Every time these organizations stamp out a new ScrumMaster, there are programmers somewhere whose lives will be made worse.

As is well known, I was an active Certified Scrum Trainer for a number of years, and in that time, did my part1 to introduce a fair number of people to Scrum. In my courses, there was always solid coverage of the necessary technical practices for doing software inside Scrum.

The Scrum creators have always respected technical practice, and Jeff Sutherland, in particular, consistently says that for best results developing software using Scrum, you need to use XP practices. Scrum is an iterative and incremental approach to building a product, and it demands a working version of the product from day one right down to today. Right down to today, the best way I know to develop software in that fashion is using XP-style practices.

The last I had the figures, there were approximately 100 Certified ScrumMasters for every Certified Scrum Developer. Development training for Scrum never took off. I’m sure that the Scrum Industrial Complex2 would say that the market wouldn’t support it. I agree that it is difficult to sell developer training, especially the general kind of training you need for Scrum, but difficult or not, the result is all too often what Martin Fowler called “flaccid Scrum”.

It’s what I call Dark Scrum. I have written extensively about Dark Scrum. I’m doing it again, right here.

When a team does not have the necessary and less than obvious technical skills to produce a shippable Scrum Increment week in and week out, the Scrum process almost inevitably goes dark. The stakeholders aren’t seeing the smooth and rapid progress they feel they were promised. The only part of the effort that they don’t understand is the development. Therefore, they conclude, there must be something wrong with the developers. Furthermore, they conclude, the developers must not be working hard enough. One manager put it in this most odious fashion:

We’ll just have to whip the ponies harder.

And that’s what happens. Pressure increases. With pressure, defects and bad code increase. No one is happy. Dark Scrum.

But that’s not my point here, though it is one of the root causes of my point. Here is my point:

I’m Down on the Scrum Industrial Complex

Scrum is a success in the market, in that there are a million or more “certified” and “professional” ScrumMasters, and lots of trained Product Owners as well. It’s true that the market price of Scrum training has fallen, as more and more would-be trainers follow the money trail, and as on-line training has replaced in-person training over the past year.

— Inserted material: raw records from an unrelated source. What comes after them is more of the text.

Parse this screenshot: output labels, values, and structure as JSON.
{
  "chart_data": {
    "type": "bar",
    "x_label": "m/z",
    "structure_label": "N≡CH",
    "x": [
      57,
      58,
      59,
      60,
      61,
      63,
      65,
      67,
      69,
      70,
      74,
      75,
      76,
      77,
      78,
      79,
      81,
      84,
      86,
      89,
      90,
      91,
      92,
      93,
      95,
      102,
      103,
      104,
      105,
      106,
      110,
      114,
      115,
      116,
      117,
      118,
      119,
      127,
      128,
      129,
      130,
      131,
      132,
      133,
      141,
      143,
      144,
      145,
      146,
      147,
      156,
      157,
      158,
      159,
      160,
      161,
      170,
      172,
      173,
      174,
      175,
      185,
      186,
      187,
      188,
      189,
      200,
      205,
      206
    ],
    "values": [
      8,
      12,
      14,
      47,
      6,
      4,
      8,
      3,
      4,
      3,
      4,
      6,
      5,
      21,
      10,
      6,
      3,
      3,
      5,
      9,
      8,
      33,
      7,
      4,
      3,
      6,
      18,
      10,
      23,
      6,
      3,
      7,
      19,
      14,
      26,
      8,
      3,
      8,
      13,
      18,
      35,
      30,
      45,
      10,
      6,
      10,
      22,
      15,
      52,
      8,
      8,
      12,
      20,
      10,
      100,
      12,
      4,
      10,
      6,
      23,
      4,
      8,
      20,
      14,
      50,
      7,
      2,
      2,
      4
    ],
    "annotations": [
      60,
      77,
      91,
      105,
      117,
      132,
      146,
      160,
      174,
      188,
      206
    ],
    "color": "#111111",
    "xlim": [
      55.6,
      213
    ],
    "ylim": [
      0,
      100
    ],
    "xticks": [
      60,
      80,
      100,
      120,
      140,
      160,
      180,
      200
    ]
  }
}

Nonetheless, the Scrum Alliance, Scrum.org, Scrum.inc, and tens if not hundreds of smaller Scrum sales organizations have been quite successful at spreading Scrum “knowledge” in the world. I expect that success to continue, though I expect to see gross revenues decline substantially. (This will not likely severely affect the top-level organizations, who take a fixed fee per certification.)

However, by my lights, every time these organizations stamp out a new ScrumMaster or Product Owner, there are a handful of programmers somewhere whose lives will not be improved, but instead quite likely made worse. They’ll be impacted by new expectations and new pressure, while they will not be given the opportunity to learn what they need to know in order to meet those expectations.

This is a bad thing. In my view, as a software developer before any of my other earned and unearned titles, it is a very bad thing.

Oh, it doesn’t rise to the level of evil of some of today’s truly serious social ills, but it’s harming people who need not be harmed, because the skills to do Scrum development well are able to be learned by any competent developer.

There are many things sold in this world that harm the people who buy them. You probably have your own list. There are fewer things sold that harm people who didn’t buy them.

Scrum is one of those things. Too often–almost always–Scrum harms people.


  1. Our part, to be fair. Almost all my Scrum training was done co-teaching with Chet Hendrickson. That said, the remarks here reflect my views, and not necessarily the views of anyone else. Except for right thinkers everywhere. That should go without saying. 

  2. I refer primarily here to Scrum Alliance, Scrum.org, Scrum.inc, and secondarily to other large orgs purveying Scrum.